La prima è sulla struttura e il mandato della NSA. La stessa infatti, come sottolinea il nome, è un'agenzia nazionale che dovrebbe occuparsi, in teoria, unicamente di ciò che riguarda la sicurezza all'interno dei propri confini. Non possiede quindi alcuna legittimità a ergersi a "grande fratello" del mondo intero, nemmeno quando le potenziali minacce giungono dall'esterno. Soprattutto se per l'agenzia in questione, oltre a poter operare  indipendentemente da qualsiasi giurisdizione, non sussiste l'obbligo di fornire a stati terzi i risultati dei controlli che porta avanti (cosa che un'organizzazione quale la IAEA, l'agenzia internazionale per l'energia atomica, è invece giustamente
tenuta a fare).

La seconda, e qui mi chiedo come mai nessun liberale abbia mai tirato fuori l'argomento, riguarda il pressoché totale controllo su qualsiasi dato in entrata e in uscita dal Bundestag.

Se l'NSA è in grado di sapere  di cosa discute Angela Merkel durante le sue conversazioni al telefono, chi ci garantisce che in questo momento non stia facendo lo stesso all'interno di aziende svizzere (fatto peraltro in parte già verificatosi quando nel 2007 la CIA ricattava un banchiere di Ginevra per avere informazioni sulle banche svizzere), praticando così un pericoloso spionaggio industriale che mina quelli che sono i tanto cari valori liberali della libera concorrenza?

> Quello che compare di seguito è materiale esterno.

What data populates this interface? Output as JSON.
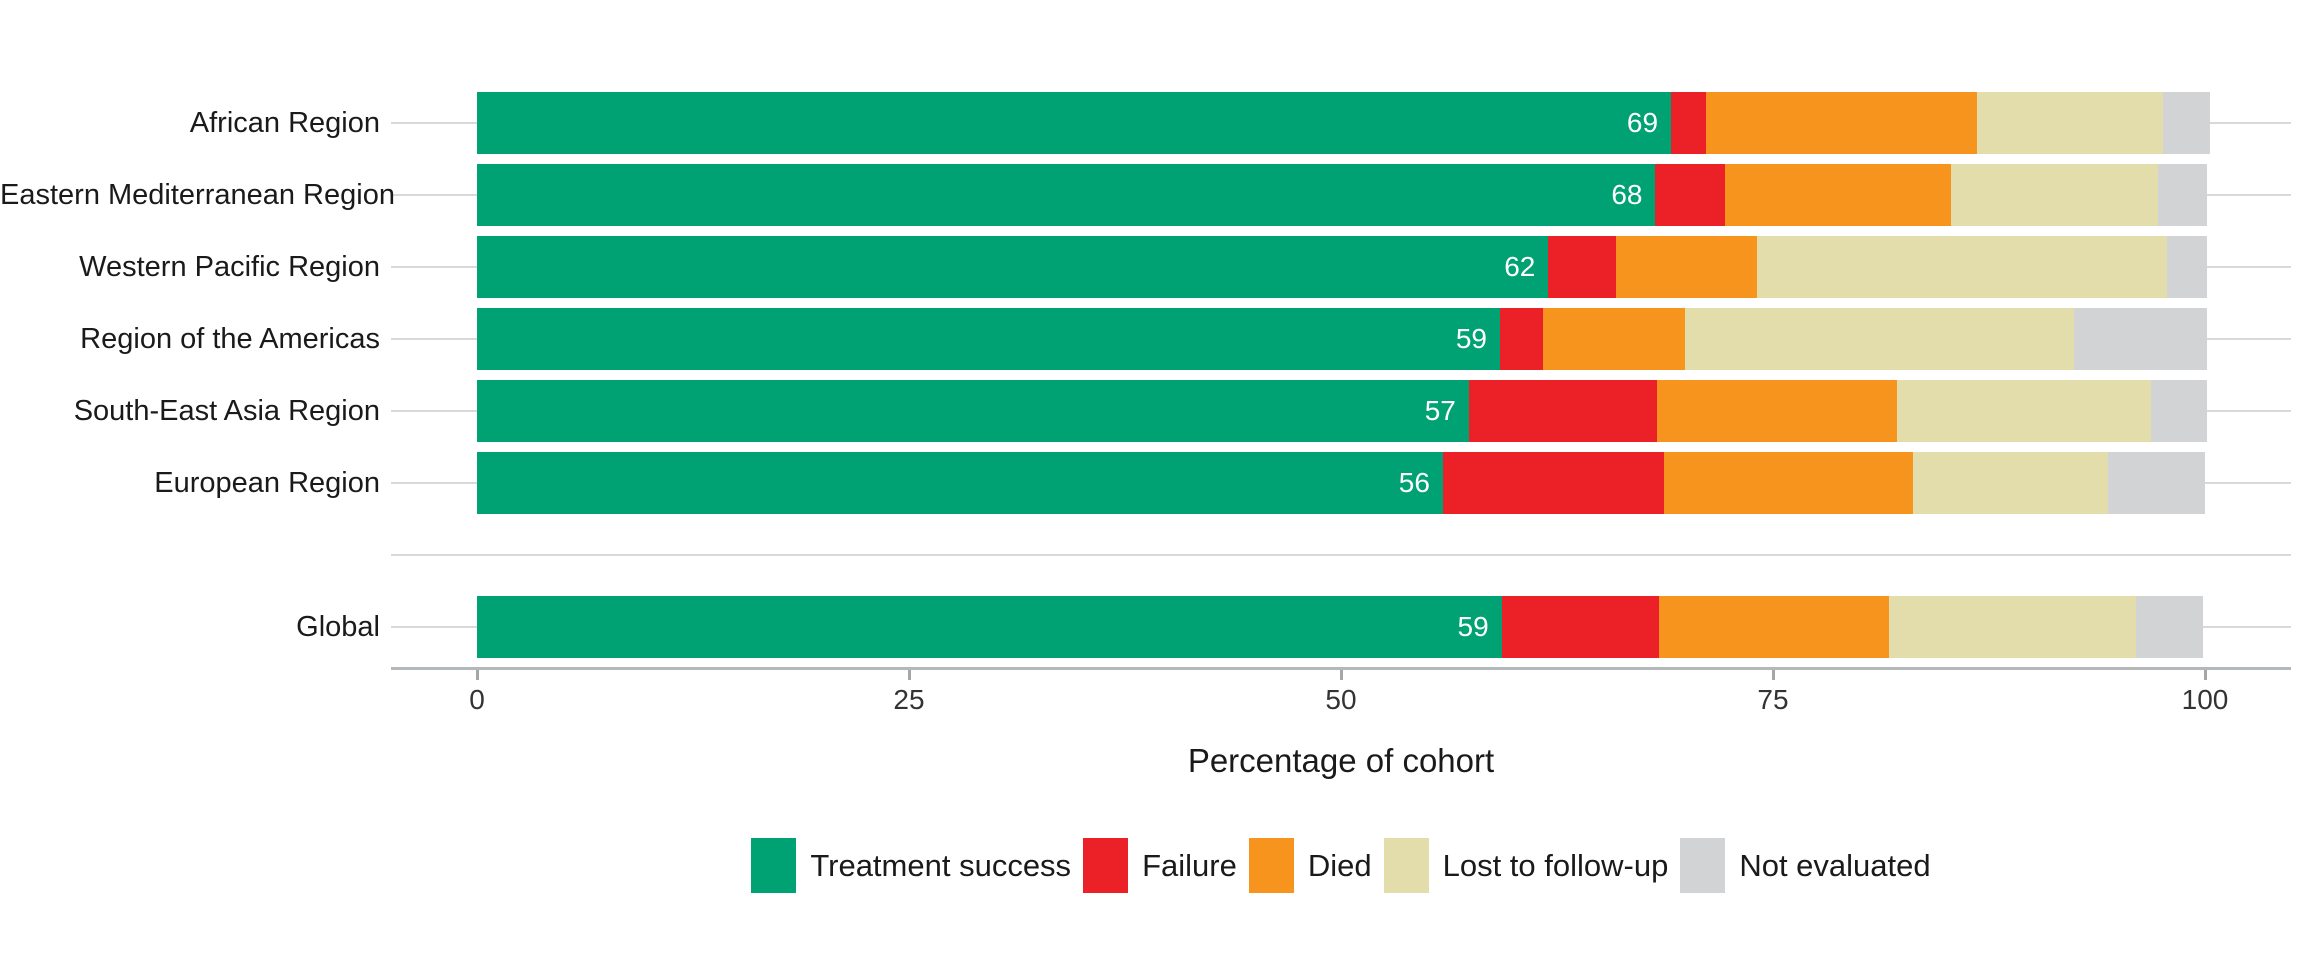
{
  "chart_data": {
    "type": "bar",
    "variant": "horizontal-stacked",
    "title": "",
    "xlabel": "Percentage of cohort",
    "ylabel": "",
    "xlim": [
      0,
      100
    ],
    "xticks": [
      0,
      25,
      50,
      75,
      100
    ],
    "grid": "horizontal-light",
    "legend_position": "bottom-center",
    "categories": [
      "African Region",
      "Eastern Mediterranean Region",
      "Western Pacific Region",
      "Region of the Americas",
      "South-East Asia Region",
      "European Region",
      "Global"
    ],
    "global_row_separated": true,
    "series": [
      {
        "name": "Treatment success",
        "color": "#00a173",
        "values": [
          69.1,
          68.2,
          62.0,
          59.2,
          57.4,
          55.9,
          59.3
        ]
      },
      {
        "name": "Failure",
        "color": "#ec2127",
        "values": [
          2.0,
          4.0,
          3.9,
          2.5,
          10.9,
          12.8,
          9.1
        ]
      },
      {
        "name": "Died",
        "color": "#f7941e",
        "values": [
          15.7,
          13.1,
          8.2,
          8.2,
          13.9,
          14.4,
          13.3
        ]
      },
      {
        "name": "Lost to follow-up",
        "color": "#e3dcab",
        "values": [
          10.8,
          12.0,
          23.7,
          22.5,
          14.7,
          11.3,
          14.3
        ]
      },
      {
        "name": "Not evaluated",
        "color": "#d2d3d4",
        "values": [
          2.7,
          2.8,
          2.3,
          7.7,
          3.2,
          5.6,
          3.9
        ]
      }
    ],
    "bar_value_labels": [
      "69",
      "68",
      "62",
      "59",
      "57",
      "56",
      "59"
    ],
    "colors": {
      "success": "#00a173",
      "failure": "#ec2127",
      "died": "#f7941e",
      "lost_to_follow_up": "#e3dcab",
      "not_evaluated": "#d2d3d4",
      "gridline": "#d9d9d9",
      "axis_line": "#b4b8ba",
      "text": "#1a1a1a",
      "bar_value_text": "#ffffff"
    },
    "legend": [
      "Treatment success",
      "Failure",
      "Died",
      "Lost to follow-up",
      "Not evaluated"
    ]
  }
}
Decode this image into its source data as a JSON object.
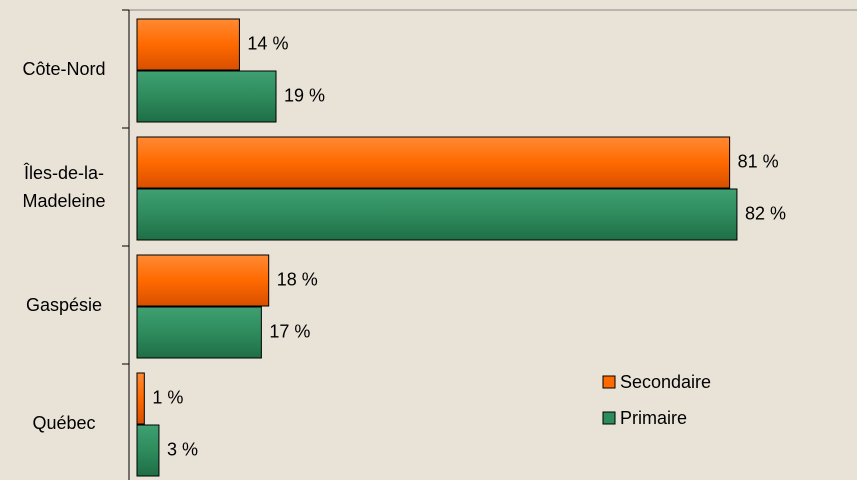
{
  "chart_data": {
    "type": "bar",
    "orientation": "horizontal",
    "categories": [
      "Côte-Nord",
      "Îles-de-la-Madeleine",
      "Gaspésie",
      "Québec"
    ],
    "series": [
      {
        "name": "Secondaire",
        "color": "#ff6a00",
        "values": [
          14,
          81,
          18,
          1
        ],
        "value_labels": [
          "14 %",
          "81 %",
          "18 %",
          "1 %"
        ]
      },
      {
        "name": "Primaire",
        "color": "#2e8b5c",
        "values": [
          19,
          82,
          17,
          3
        ],
        "value_labels": [
          "19 %",
          "82 %",
          "17 %",
          "3 %"
        ]
      }
    ],
    "xlim": [
      0,
      98
    ],
    "legend": "lower right"
  }
}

L'agenzia di Sicurezza Nazionale statunitense non si fermerà certo di sua spontanea volontà, né vorrà adottare alcun protocollo che vada a tutelare la privacy  degli utenti, delle aziende e dei politici.

Occorre quindi che la Svizzera si sieda a un tavolo con tutta una serie di altri stati (penso alla Germania, alla Francia, ma anche a
Brasile e India) per creare una coalizione che si contrapponga alle ingerenze perpetrate nei confronti delle sovranità nazionali di ciascun paese, approfittandone magari per intavolare una discussione sulla necessità, in un mondo in cui gli stati sono sempre più interdipendenti tra loro, di istituire un trattato internazionale in materia di comunicazione e privacy.